3. The parallel acceleration of the training data processing is based on mini-batch training, and the existing technology scheme reads and processes 1 batch data from the data file each time, and the next batch is preprocessed by the CPU when calculating a batch on the GPU when the depth convolution neural network is trained. However, with the increase of the number of image pixels of the training set, the reading and processing time increases, because the use of multi-GPU technology to accelerate the single batch calculation time, data processing performance problems, the need to reduce data processing, so that the final acceleration effect depends on the calculation.

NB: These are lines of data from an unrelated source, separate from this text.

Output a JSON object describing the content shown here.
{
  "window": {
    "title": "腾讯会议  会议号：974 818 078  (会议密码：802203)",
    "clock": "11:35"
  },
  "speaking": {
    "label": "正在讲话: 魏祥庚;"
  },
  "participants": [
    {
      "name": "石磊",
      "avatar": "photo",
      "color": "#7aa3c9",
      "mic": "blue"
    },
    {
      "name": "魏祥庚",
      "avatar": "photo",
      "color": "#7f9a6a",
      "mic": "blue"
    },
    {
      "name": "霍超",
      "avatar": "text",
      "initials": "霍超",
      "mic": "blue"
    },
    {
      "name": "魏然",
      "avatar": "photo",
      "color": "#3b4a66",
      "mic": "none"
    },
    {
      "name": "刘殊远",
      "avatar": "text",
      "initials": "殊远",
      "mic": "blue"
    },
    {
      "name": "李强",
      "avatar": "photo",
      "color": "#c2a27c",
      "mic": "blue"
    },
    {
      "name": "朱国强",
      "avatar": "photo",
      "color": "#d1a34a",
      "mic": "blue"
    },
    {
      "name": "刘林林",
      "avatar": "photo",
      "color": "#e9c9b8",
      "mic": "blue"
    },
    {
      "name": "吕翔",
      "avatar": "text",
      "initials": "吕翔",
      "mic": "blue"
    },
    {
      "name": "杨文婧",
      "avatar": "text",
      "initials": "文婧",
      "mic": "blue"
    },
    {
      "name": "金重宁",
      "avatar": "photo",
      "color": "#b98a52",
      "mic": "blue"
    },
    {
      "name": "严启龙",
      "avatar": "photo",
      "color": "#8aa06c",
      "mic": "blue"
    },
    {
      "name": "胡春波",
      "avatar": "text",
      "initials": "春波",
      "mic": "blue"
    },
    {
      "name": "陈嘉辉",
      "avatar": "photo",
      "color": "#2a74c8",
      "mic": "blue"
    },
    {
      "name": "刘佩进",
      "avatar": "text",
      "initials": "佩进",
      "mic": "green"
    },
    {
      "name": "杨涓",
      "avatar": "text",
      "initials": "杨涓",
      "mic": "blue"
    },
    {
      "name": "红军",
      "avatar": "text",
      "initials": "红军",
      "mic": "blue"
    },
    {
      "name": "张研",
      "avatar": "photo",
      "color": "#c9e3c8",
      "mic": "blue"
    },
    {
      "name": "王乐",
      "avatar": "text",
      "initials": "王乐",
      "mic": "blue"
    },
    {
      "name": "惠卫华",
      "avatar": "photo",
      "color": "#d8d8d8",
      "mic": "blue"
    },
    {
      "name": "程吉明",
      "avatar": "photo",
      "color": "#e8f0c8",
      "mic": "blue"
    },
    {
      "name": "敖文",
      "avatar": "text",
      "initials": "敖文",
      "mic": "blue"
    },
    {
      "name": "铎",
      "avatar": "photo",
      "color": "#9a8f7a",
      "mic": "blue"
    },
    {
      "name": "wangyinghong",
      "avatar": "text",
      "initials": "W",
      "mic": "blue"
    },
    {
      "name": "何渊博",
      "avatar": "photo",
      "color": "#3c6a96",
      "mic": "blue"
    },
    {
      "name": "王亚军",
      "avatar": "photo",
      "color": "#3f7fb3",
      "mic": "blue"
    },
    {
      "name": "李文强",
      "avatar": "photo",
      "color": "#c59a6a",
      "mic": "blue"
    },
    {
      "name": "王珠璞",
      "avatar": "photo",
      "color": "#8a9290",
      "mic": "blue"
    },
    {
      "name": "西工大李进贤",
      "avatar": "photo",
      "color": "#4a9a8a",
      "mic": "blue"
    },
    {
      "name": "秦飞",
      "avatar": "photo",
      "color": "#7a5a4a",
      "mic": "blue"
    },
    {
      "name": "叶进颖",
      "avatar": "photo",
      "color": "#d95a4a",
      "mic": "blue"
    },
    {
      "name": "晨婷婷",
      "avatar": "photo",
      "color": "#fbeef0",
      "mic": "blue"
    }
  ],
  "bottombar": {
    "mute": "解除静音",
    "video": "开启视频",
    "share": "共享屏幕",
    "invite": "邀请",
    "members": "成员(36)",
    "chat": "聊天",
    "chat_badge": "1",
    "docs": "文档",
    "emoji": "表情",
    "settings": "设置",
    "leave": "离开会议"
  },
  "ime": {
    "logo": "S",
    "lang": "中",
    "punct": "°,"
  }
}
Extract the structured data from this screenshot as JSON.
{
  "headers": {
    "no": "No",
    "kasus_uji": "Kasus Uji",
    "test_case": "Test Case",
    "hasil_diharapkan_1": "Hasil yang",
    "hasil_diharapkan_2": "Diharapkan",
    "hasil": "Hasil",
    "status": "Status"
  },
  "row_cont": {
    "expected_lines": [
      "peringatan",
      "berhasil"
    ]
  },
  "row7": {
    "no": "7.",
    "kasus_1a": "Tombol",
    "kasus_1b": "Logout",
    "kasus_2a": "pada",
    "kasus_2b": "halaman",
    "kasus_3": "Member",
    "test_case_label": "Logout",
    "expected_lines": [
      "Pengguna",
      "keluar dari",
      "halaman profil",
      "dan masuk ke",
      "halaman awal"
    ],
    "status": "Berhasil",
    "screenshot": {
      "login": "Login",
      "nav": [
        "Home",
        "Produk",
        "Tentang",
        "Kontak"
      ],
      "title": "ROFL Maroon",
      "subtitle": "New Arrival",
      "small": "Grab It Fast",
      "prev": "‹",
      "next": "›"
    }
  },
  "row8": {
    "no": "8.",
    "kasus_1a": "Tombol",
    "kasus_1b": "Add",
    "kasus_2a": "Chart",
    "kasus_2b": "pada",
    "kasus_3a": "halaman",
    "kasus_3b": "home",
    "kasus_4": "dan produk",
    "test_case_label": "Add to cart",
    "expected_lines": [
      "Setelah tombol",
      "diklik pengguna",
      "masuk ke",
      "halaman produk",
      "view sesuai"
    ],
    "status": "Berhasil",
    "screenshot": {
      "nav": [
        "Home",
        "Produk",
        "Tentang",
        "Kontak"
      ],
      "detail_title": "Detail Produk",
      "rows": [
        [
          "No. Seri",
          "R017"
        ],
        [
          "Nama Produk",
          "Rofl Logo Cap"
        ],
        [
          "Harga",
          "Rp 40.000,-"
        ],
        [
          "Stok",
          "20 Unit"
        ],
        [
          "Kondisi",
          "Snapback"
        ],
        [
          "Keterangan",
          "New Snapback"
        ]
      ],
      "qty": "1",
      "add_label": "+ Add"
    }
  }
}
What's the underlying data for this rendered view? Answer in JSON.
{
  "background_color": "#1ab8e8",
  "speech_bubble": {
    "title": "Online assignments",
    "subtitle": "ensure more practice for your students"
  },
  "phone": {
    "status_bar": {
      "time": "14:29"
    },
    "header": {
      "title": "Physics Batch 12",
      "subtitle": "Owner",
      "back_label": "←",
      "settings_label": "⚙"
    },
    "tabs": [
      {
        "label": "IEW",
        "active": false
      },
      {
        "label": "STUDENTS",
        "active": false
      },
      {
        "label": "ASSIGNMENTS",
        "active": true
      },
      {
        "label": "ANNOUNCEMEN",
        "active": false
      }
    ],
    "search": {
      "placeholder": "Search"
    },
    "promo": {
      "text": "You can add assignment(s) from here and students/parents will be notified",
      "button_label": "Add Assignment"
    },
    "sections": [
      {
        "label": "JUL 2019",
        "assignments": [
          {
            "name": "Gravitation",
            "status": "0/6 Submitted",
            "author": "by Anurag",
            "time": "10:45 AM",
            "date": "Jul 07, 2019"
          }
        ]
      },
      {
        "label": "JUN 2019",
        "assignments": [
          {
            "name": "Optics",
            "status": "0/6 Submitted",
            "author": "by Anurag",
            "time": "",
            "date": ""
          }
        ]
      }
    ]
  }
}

As shown in Figure 4, overall, in the depth convolution neural network training process is always in a three-stage parallel pipeline: The calculation of this batch data-processing the next batch data-read the next batch data.
4.GPU worker: Model parallel bearer data parallel to divide the worker group as the basic organization, the model parallel to the worker group in the Division of workers as the basic organization, parallel training scheduling resources from the CPU thread, The computing resource is derived from the GPU card. Since GPU cards are generally considered to be an accelerator card or coprocessor card, they must be called in the context of a CPU-based host, so it is possible to use 1 CPU threads to bind 1 GPU cards to play the parallel performance of multiple GPU participation in computation.
In a real-world production environment, the hardware architecture for installing a multi-GPU server is shown in Figure 5, and the example reveals a hardware configuration for a 8 GPU node server, with each two GPU Slot connected to a GPU-specific PCI slot and the GPU Slot via PCIe switch 0,1,2,3 is connected to a CPU, the GPU Slot 4,5,6,7 is connected to another CPU, and the two CPUs are connected via IOH (Input Output Hub).